Grayson looked like a wild–and absolutely frigid–winter swell. When was the last time you surfed with that much snow on the ground in the Outer Banks?
The last time we had that much snow was in 2015. We get dustings and flurries every winter, but because we’re surrounded by so much water, and we’re so close to the Gulfstream, it takes special conditions for the snow to stick to the ground. But right now we’re in the middle of a two-week stint of freezing temps. The sound actually froze over and it’s stayed frozen for the last four or five days. I’ve never seen that before.
That’s crazy. The sound is a massive body of salt water.
Oh yeah. And it’s frozen solid. I actually went and jumped up and down on it yesterday and couldn’t break through it [laughs].
It’s pretty crazy to think two short months ago you were hunting waves near your house in boardshorts.
I think the temperature here fluctuates more than anywhere in the world. Right now, the water temperature off Oregon Inlet is 39 degrees, and during the summer the same spot was 83 degrees. So it’s like a 45-degree change in a few months time. But, comparing it to the fall when we were surfing in trunks, it’s a completely different experience.
How many sessions in a day can you handle when it’s that cold?
It just depends. I can handle two three-hour sessions if the waves are good and I’m moving around a lot. During that Grayson swell, on the big day, the current was so strong that I actually got hot. But as soon as you stop moving you’re done. That’s when your core body temp just drops.
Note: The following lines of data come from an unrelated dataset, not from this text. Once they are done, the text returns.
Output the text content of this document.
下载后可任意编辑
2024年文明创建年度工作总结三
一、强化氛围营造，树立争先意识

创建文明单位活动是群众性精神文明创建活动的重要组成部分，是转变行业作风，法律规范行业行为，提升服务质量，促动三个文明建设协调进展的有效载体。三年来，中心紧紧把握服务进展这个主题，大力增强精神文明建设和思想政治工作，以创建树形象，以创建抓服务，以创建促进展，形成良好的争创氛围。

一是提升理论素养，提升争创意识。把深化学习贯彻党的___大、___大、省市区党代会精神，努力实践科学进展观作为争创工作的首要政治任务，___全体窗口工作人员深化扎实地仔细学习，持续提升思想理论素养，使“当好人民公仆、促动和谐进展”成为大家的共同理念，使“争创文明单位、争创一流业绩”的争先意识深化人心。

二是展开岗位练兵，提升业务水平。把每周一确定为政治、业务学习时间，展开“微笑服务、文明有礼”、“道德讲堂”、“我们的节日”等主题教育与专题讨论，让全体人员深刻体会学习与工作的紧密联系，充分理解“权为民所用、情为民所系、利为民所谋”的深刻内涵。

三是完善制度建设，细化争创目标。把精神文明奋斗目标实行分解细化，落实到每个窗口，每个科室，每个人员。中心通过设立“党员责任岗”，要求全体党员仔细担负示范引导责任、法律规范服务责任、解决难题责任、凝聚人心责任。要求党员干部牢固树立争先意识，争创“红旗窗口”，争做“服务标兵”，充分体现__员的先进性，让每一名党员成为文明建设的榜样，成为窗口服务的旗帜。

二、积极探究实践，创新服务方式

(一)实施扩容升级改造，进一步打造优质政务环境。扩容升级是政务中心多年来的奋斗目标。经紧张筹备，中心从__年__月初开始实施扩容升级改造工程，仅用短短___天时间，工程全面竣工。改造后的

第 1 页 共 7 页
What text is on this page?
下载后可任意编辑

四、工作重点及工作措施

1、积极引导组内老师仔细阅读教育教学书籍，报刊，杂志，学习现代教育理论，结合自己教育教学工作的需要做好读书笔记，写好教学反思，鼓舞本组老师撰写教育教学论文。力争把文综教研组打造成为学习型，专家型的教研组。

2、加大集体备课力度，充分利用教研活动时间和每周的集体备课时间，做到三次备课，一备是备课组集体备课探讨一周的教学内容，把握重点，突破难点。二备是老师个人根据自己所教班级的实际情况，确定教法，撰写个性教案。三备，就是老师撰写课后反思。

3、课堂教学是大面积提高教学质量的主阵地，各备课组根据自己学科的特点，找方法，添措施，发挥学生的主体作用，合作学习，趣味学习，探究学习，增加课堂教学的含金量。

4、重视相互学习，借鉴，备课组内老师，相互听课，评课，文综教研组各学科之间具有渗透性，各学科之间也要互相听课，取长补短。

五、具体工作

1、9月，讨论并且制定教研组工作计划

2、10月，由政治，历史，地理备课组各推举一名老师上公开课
How does it feel to get flushed in 39-degree water?
It completely takes your breath away. It’s a total shock. And the footage really doesn’t do justice to how heavy it really was. There was a couple times when Oliver [Kurtz], Cam [Richards], Fisher [Heverly], and I were sitting on the beach talking about how guys in a lot of places in the world would be towing in. Not because it was too big, but because it was so square and so bottomed up. There were a ton of waves that just weren’t physically possible to paddle into.
When you take those on the head, you get flushed [laughs]. And it’s definitely hard to stay relaxed and hold your breath when that happens. But you get used to how to react in that situation after you’ve experienced it a bunch. It’s more of a mental thing, where it’s hard to wrap your head around how warm you can actually be in water that cold until you’ve actually done it.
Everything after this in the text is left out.